Сачин сидит рядом с курятником, обхватив голову. Он должен был сообщить в полицию о прибытии к нему иностранца, зарегистрировать, хотя в любом случае в этой запретной зоне нельзя селить. Гость в доме – Бог, вспомнился заголовок в газете, где король дарит мне камеру. Вернулась машина с врачами. Мы заключены в карантин на две недели, от дома не отходить дальше двадцати шагов, они сейчас поставят клеймо нам на запястье. Ну этого не будет, говорю, по крайней мере до тех пор, пока я жив. Объяснились, уехали.

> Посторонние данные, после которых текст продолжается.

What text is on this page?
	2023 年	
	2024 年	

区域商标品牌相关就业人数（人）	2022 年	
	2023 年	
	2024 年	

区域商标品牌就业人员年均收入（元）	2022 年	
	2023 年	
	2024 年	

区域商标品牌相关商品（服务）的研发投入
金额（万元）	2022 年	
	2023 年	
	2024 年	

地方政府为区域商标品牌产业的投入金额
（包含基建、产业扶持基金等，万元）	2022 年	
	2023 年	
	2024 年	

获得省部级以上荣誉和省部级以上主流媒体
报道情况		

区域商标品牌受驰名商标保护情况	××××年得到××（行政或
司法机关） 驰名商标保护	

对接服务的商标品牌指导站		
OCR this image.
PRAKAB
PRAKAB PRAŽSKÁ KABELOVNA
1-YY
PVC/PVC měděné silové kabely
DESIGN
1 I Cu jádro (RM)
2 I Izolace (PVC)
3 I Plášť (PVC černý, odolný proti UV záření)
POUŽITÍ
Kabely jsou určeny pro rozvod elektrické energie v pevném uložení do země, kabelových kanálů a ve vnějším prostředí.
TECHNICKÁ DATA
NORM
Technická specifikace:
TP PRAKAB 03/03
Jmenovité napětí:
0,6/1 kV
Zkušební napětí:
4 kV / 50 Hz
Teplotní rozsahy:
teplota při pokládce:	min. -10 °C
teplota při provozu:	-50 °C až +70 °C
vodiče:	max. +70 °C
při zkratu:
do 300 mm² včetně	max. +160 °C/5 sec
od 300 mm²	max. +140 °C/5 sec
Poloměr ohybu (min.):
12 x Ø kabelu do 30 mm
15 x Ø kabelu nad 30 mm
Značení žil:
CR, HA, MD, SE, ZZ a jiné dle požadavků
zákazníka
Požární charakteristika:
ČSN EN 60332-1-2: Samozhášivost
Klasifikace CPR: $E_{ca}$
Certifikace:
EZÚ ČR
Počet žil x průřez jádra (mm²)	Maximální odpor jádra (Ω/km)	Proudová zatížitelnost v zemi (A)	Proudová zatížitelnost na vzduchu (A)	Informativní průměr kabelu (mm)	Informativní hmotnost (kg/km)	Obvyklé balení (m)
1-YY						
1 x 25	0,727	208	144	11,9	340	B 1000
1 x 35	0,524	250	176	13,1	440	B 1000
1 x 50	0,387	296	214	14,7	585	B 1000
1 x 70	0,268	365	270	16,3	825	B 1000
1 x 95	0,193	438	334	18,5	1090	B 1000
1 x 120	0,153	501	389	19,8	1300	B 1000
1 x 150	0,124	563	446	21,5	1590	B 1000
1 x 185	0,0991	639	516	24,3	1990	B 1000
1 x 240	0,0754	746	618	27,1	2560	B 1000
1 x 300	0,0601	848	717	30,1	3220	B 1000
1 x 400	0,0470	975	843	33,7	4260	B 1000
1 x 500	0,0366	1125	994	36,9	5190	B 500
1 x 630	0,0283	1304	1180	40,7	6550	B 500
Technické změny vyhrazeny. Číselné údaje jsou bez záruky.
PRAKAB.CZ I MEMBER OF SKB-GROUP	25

Листовку с меткой о карантине, приклеенную ими на домик, я сорвал и развел ею огонь. Приготовил рыбу на костре и картошку в углях, отличный ужин, с помидорцами и чили перцем. Сижу у озера, глядя в зыбкую серебрящуюся тьму под луной, лес дышит за спиной – шорохи, звуки, лангуры, похоже. И кабанчики. Тот Немирович, небось, со Станиславским. Сачин заперся у себя. Ничего, как-то справимся. На рассвете пойду в джунгли.

Спать в ангаре было душновато, но терпимо. Ворочался, писал письмо Любе. Мысленно. Писал и стирал. Как и она, наверно, ткет и распускает, ткет и распускает. Где-то во сне. В другой жизни.

На рассвете Сачин выпустил из амбара петуха с избранницами, я приготовил глоток кофе на огне, взял рюкзачок на плечо и ушел в лес.

Добрался до первого луга, присел под деревом. Идти на дальний или не рисковать, пока не улягутся эти страсти? Прислушался к чуйке. Молчит. На лугу уже появились нильгау и пятнистые олени. И вдруг рядом возникла семья мангустов: мама с выводком, детки играют, перепрыгивая через ее голову, а она заваливается на спину, якобы отбиваясь. Почти у ног моих. Сижу, затаив дыханье. Замерла, увидела, так и стоит на задних, изумленно, дрогнула, метнулась в кусты.

Господи, как хорошо здесь, жить бы и жить. Самолет мой отменен, как и все международные рейсы. Прислали сообщение, и ни слова ни о возврате, ни о переносе, ни о каком-либо будущем. Просто, мол, забудьте о небе, извините. Ну и ладно. Рупии мои, правда, почти истаяли, но есть на карточке и наличные в евро, со временем, наверно, и это можно наладить. А пока позвонил Вики, он уже перебросил Сачину из моих рупий, оставленных у него на будущий год. До лета, похоже, затянется эта пандемия, не меньше. Две камеры у меня, еда и лучшее на всем белом свете место для жизни. Еще бы кровать переставить на пригорок над озером у самой кромки леса и с видом на первозданную гладь, меняющую окрас семь раз на дню. Так себе думаю, перебираю, выглядывая из-за ствола: что-то олени встревожились, уходят с луга, уже бегут.

Ах, черт! Мотоцикл, двое на нем, лесники, въехали на луг, идут в мою сторону, еще метров двести до них. Залег. Этого мне еще не хватало. Челночно идут, прочесывая, как будто знают, что ищут. Некуда мне отсюда перебежать, открытая местность.

Подошли к дереву, увидели. Лежу, перевернувшись на спину, прислонившись головой к стволу, якобы просто дремлю на природе. Привет, говорю. Не отвечают, держатся на расстоянии. Тот, что с ружьем, сел на землю, не сводит глаз, другой звонит по мобильному, потом показывает меня на экране тому, с кем говорит. Хорошая сцена, долго длится. Вот вышел бы тигр, сел бы я на него, как Дурга, шестирукий, и исчез в чаще, а их обратил бы… но не сразу, а повысив в звании. Но нет, видать, рано еще мне. Ладно, говорю, идем.

Весь путь по развалу камней вдоль озера они шли за мной, держась на расстоянии, время от времени, наверно, показывая меня на экране тому, кто. Но я уже не оглядывался.